Longitudinal analysis of FSS is often based on the assumption that factorial structure of the score variable remains invariant over time. This was also tested in a study of the Northern Swedish Cohort [2] partly for the same variables that is considered in this study. However, in order to expand our understanding about the development of FSS we decided to test a different approach, which takes into account that individual symptoms can develop in different ways at different stages of life. So, the focus was not on the score variable; instead the aim is to learn to understand potential variation in the role of individual symptoms when the development from adolescence to middle age is elucidated.
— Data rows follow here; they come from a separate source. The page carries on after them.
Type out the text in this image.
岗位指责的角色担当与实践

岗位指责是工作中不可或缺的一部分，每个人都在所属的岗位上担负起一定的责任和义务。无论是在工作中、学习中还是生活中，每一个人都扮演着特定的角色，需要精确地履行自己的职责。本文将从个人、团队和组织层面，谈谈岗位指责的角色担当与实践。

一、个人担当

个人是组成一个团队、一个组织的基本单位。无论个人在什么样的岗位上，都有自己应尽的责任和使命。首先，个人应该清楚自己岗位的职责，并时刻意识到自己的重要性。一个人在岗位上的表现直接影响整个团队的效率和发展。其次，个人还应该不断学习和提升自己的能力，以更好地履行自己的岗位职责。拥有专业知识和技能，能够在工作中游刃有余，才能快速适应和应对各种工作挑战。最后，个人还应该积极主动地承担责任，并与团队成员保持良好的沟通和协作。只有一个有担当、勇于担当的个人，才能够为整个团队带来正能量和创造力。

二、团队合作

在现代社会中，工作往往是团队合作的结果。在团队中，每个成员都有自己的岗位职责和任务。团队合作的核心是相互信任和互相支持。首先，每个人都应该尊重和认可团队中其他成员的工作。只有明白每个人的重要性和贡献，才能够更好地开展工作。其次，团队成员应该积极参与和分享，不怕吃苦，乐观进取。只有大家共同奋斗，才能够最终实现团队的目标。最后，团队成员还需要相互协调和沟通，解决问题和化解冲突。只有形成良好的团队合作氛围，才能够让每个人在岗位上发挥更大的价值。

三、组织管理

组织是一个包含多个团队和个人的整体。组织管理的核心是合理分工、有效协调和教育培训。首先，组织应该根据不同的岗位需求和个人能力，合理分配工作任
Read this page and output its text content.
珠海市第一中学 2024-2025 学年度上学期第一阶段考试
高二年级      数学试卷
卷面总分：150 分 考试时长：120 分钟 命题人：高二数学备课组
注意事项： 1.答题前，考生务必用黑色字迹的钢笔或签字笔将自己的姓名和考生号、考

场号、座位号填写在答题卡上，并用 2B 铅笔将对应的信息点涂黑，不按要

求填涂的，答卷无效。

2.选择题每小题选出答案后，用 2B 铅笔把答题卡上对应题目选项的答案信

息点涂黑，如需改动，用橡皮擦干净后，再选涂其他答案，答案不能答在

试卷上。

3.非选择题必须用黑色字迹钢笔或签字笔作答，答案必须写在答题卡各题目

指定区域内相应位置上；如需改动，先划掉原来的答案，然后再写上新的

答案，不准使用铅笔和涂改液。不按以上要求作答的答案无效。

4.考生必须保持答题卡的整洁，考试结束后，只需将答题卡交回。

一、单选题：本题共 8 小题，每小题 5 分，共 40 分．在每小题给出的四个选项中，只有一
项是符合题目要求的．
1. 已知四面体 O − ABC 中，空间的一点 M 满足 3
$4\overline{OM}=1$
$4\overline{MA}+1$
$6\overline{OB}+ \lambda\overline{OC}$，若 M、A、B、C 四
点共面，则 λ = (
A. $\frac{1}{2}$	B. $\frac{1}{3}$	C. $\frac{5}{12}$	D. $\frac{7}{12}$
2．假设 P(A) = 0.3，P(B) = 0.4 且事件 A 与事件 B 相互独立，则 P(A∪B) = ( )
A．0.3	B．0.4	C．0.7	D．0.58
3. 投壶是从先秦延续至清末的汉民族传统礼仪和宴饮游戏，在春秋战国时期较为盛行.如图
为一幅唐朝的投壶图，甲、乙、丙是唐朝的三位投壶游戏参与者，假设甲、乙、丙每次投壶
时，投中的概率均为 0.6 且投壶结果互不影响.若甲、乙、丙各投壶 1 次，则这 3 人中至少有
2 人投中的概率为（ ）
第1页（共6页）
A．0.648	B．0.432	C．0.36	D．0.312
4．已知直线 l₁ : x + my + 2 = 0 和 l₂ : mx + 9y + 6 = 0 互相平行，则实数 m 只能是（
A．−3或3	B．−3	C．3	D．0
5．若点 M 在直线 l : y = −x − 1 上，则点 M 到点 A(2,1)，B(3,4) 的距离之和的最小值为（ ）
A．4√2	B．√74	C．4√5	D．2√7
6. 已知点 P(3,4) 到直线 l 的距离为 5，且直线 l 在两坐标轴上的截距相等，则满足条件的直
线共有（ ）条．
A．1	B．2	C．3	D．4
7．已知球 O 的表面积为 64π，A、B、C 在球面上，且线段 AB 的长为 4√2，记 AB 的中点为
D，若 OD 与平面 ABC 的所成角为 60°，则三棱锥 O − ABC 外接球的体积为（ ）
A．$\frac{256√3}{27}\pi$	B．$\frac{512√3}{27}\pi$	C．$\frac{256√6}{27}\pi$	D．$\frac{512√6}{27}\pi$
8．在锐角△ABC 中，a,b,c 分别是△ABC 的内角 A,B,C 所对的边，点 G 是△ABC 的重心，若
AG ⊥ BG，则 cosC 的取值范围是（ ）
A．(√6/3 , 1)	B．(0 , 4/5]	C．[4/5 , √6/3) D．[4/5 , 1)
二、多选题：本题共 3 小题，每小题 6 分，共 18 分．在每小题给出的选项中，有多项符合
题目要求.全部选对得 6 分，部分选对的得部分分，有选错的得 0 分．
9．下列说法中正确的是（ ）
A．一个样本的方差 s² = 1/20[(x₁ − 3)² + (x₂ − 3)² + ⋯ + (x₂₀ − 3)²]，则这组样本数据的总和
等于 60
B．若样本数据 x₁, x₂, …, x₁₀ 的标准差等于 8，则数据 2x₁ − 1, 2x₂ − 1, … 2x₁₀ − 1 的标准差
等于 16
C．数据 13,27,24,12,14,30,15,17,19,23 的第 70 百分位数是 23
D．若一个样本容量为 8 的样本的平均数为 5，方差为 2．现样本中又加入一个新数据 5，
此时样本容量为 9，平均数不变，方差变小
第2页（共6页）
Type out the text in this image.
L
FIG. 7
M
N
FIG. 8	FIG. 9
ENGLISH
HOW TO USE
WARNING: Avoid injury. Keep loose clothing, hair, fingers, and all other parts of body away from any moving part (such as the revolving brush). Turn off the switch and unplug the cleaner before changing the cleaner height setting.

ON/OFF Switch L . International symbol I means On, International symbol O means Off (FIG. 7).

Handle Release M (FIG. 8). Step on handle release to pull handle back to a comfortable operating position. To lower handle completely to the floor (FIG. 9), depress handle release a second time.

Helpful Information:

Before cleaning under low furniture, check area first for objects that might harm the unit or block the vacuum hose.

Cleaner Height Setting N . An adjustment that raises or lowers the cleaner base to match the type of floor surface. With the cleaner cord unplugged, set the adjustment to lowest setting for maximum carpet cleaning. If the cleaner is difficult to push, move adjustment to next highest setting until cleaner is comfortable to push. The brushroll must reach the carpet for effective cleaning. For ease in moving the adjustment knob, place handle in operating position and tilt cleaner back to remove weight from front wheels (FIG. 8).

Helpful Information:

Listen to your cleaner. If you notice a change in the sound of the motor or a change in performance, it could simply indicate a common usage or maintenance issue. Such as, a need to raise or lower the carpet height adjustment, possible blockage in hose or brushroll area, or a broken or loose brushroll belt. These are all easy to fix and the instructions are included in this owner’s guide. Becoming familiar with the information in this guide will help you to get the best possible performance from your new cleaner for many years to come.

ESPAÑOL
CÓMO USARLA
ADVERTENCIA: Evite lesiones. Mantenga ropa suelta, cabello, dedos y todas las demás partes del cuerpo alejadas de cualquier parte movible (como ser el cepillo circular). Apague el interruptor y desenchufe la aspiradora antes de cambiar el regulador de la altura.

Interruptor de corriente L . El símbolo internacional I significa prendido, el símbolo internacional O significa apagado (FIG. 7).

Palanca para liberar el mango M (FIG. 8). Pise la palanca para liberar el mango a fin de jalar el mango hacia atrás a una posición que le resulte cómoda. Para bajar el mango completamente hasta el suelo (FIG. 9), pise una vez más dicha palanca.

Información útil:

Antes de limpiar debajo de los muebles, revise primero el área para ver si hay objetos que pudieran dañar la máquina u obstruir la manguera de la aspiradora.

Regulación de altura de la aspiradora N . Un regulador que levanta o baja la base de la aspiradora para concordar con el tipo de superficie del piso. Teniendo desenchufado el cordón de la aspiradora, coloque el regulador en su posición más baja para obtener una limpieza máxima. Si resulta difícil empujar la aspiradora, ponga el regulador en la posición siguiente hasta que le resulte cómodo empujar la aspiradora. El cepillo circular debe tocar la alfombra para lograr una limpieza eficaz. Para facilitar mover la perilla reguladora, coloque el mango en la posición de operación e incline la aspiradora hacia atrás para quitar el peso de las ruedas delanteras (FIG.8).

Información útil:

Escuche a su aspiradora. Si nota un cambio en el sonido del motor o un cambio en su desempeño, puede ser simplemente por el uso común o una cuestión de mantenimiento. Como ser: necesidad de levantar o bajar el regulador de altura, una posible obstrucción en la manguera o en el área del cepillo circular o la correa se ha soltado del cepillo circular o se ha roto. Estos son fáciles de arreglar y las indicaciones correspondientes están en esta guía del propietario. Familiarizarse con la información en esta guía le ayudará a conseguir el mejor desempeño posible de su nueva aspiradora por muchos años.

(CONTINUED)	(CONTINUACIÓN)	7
As discussed in Beck [1], longitudinal studies must replace cross-sectional designs that use large and varied age ranges with studies that give us tools to understand the extent to which FSS are normative at certain development periods. Our results are also supported by the view of Wessey et al. (1999), who emphasize a dimensional classification of symptoms. This study uses good-quality longitudinal data. The sample size is adequate and the attrition rate is extremely low. In addition, the time period investigated is long enough to assess the development of symptoms from adolescence to adulthood. Here we have used the multivariate trajectory analysis model for FSS that, to our knowledge, has not been utilized earlier. The model gives us means to assess how the individual symptoms develop as a function of age for each identified trajectory group. The trajectories with their qualitative interpretation yield novel perspectives to the longitudinal development of the symptoms. The important limitation of the analysis method is that observations within each trajectory class are assumed to be independent within and between each variable. This may produce some small bias in parameter estimates of the trajectory model parameters. However, this small bias effect may not have a remarkable influence on the main conclusions of the study.

Conclusions

It has been shown earlier that the factorial invariance over time applies to the FSS score variable that is based on seven FSS symptoms [2]. However, the full multivariate trajectory analysis of ten FSS variables applied here has the advantage that it takes into account the fact that individual symptoms within latent groups may not evolve on the same way for each study participant in each period of age. Instead of the single value of an FSS score variable we can assign each individual to one of the four trajectories, which gives a nice qualitative interpretation. This yields a better understanding about the longitudinal development of the symptoms and especially better tools for the identification of the risk group of individuals whose symptoms formation should be investigated in more detail in further studies.